Mais je trouve ça un peu fou de dire ça: il n'y a pas encore de vaccin qui soit accepté à l'heure actuelle. Alors que le vaccin n'est pas accepté puisque j'ai dit qu'on ne ferait rien en Belgique sans avoir l'autorisation des autorités européennes, alors qu'on n'a pas encore cette autorisation, que les tests ne sont pas encore terminés, on dit déjà que ce n'est pas bon." Laurette Onkelinx

L'avis du collectif "Initiative citoyenne":  Un tel projet de loi liberticide indispensable, vraiment? Sur base de quoi et de l'avis de qui? Quelles preuves de l'indépendance de tel ou tel expert ou de telle ou telle instance? Ca rime à quoi? Mme La Ministre ne doit plus se leurrer: les citoyens ne veulent plus se contenter d'affirmations, fussent-elles celles d'un ministre ou de telle agence ou de tel expert, c'est TOTALEMENT insuffisant sur le plan rationnel, logique et scientifique!

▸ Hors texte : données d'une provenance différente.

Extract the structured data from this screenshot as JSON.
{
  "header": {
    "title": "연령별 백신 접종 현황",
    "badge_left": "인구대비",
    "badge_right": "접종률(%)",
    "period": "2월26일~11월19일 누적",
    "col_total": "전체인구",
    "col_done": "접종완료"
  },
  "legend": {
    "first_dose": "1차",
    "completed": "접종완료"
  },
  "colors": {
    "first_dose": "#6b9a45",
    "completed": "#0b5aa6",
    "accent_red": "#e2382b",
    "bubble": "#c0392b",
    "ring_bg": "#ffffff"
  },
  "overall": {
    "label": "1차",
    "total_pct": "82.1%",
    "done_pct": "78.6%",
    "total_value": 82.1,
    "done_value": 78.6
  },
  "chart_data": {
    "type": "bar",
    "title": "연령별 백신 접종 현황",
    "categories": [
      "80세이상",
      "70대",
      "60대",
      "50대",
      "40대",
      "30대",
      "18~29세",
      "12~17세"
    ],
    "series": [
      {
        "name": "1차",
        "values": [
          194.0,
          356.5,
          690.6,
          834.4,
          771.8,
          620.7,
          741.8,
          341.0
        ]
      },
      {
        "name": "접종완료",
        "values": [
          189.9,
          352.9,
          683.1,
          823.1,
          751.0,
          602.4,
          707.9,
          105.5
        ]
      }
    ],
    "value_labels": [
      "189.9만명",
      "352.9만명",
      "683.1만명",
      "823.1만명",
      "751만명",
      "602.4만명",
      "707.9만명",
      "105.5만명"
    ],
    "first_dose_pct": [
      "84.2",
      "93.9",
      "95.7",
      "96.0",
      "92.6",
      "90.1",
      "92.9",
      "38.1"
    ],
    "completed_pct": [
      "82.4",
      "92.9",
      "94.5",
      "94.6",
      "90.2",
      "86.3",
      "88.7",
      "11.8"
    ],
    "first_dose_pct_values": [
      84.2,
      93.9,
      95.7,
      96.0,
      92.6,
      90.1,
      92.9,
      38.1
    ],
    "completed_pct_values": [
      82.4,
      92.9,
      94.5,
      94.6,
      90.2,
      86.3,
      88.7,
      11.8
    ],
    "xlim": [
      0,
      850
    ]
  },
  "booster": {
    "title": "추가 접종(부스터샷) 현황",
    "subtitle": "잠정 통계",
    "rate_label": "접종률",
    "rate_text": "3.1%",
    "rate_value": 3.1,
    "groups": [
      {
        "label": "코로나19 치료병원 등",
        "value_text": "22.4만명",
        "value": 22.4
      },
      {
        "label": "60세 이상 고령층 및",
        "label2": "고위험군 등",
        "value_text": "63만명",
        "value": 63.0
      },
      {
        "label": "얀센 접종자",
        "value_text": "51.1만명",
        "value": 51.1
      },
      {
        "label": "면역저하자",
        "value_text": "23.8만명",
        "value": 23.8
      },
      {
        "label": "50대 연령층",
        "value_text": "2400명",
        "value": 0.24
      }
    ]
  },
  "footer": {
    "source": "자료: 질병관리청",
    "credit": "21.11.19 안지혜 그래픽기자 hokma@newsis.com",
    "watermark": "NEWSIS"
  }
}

Il n'y a AUCUNE épidémie fulgurante si ce n'est une épidémie de mauvaise foi: en effet, une vaccination contre cette grippe bénigne est inutile et, si le virus venait à muter, le vaccin actuellement fabriqué deviendrait encore plus inutile! Et, quand bien même on referait un vaccin, le virus irait encore plus vite à cause de la pression sélective et recommencerait à muter...

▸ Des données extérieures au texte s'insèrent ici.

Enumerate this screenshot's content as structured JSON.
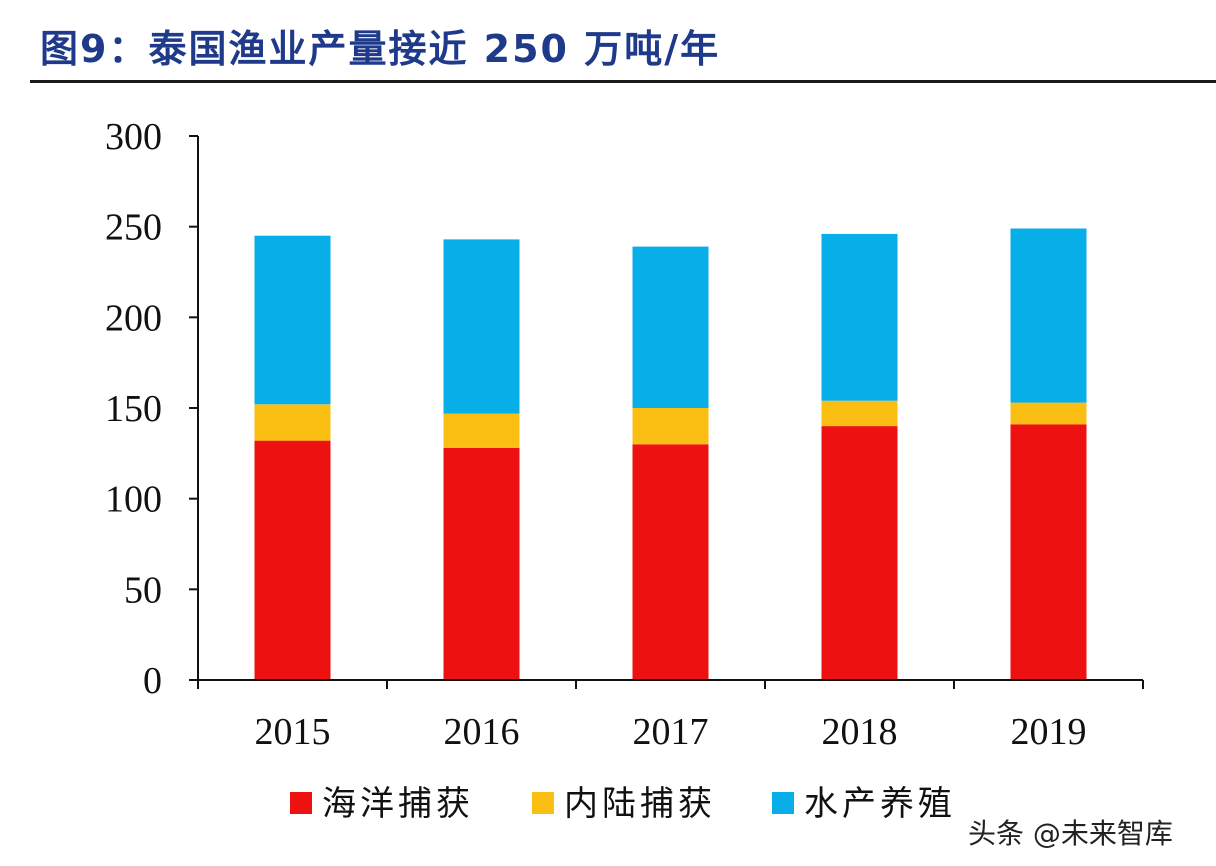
{
  "chart_data": {
    "type": "bar",
    "stacked": true,
    "title": "图9：泰国渔业产量接近 250 万吨/年",
    "categories": [
      "2015",
      "2016",
      "2017",
      "2018",
      "2019"
    ],
    "series": [
      {
        "name": "海洋捕获",
        "color": "#ee1111",
        "values": [
          132,
          128,
          130,
          140,
          141
        ]
      },
      {
        "name": "内陆捕获",
        "color": "#fbbf13",
        "values": [
          20,
          19,
          20,
          14,
          12
        ]
      },
      {
        "name": "水产养殖",
        "color": "#08aee8",
        "values": [
          93,
          96,
          89,
          92,
          96
        ]
      }
    ],
    "y_ticks": [
      "0",
      "50",
      "100",
      "150",
      "200",
      "250",
      "300"
    ],
    "ylim": [
      0,
      300
    ],
    "grid": false,
    "legend_position": "bottom"
  },
  "watermark": "头条 @未来智库"
}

Notre collectif juge les propos de Mme Onkelinx légers peu responsables! Alors que des experts dénoncent de par le monde le manque de recul certain qu'on aura avec ce vaccin et le laps de temps assurément trop court des essais cliniques, Mme Onkelinx laisse sous-entendre que toute critique serait malvenue ou, à tout le moins prématurée! Alors que, dans la réponse qu'elle nous a faite, elle avoue que le vaccin contiendra du squalène, une substance particulièrement à même d'engendrer des troubles auto-immuns ( ceci étant DEJA démontré chez l'animal et très fortement soupçonné chez l'être humain), elle trouve "un peu fou" qu'on critique la perspective hasardeuse d'une vaccination massive! Quant à laisser sous-entendre que, le feu vert européen n'étant pas encore tombé, cela pourrait consister en une sorte de "gage de fiabilité" et de qualité des instances d'évaluation au niveau européen, c'est un peu court! 
 

 
Depuis des mois, les autorités nous annoncent une vaccination en octobre! Ce n'est en effet pas pour rien si le pharmacologue français, Dr Marc Girard dénonce un calendrier fixe d'autorisation de mise sur le marché (AMM), chose qu'il n'a encore jamais vue en 25 ans de pratique comme expert du médicament! Soyons lucides: pouvons-nous seulement imaginer  que les instances européennes ou que l'OMS nous disent à présent: "attendez, le vaccin est trop risqué, on en reparle dans 3 mois quand on en aura refait un autre"??


L'Europe a déjà approuvé le vaccin Prepandrix de GSK contre le H5N1 en 2008 et celui-ci contenait pourtant déjà le dangereux squalène (AS03)! Le feu vert européen n'est donc nullement une garantie de sécurité et d'un bon rapport bénéfices/risques!

Cessons de nous leurrer et pensons à NOTRE santé!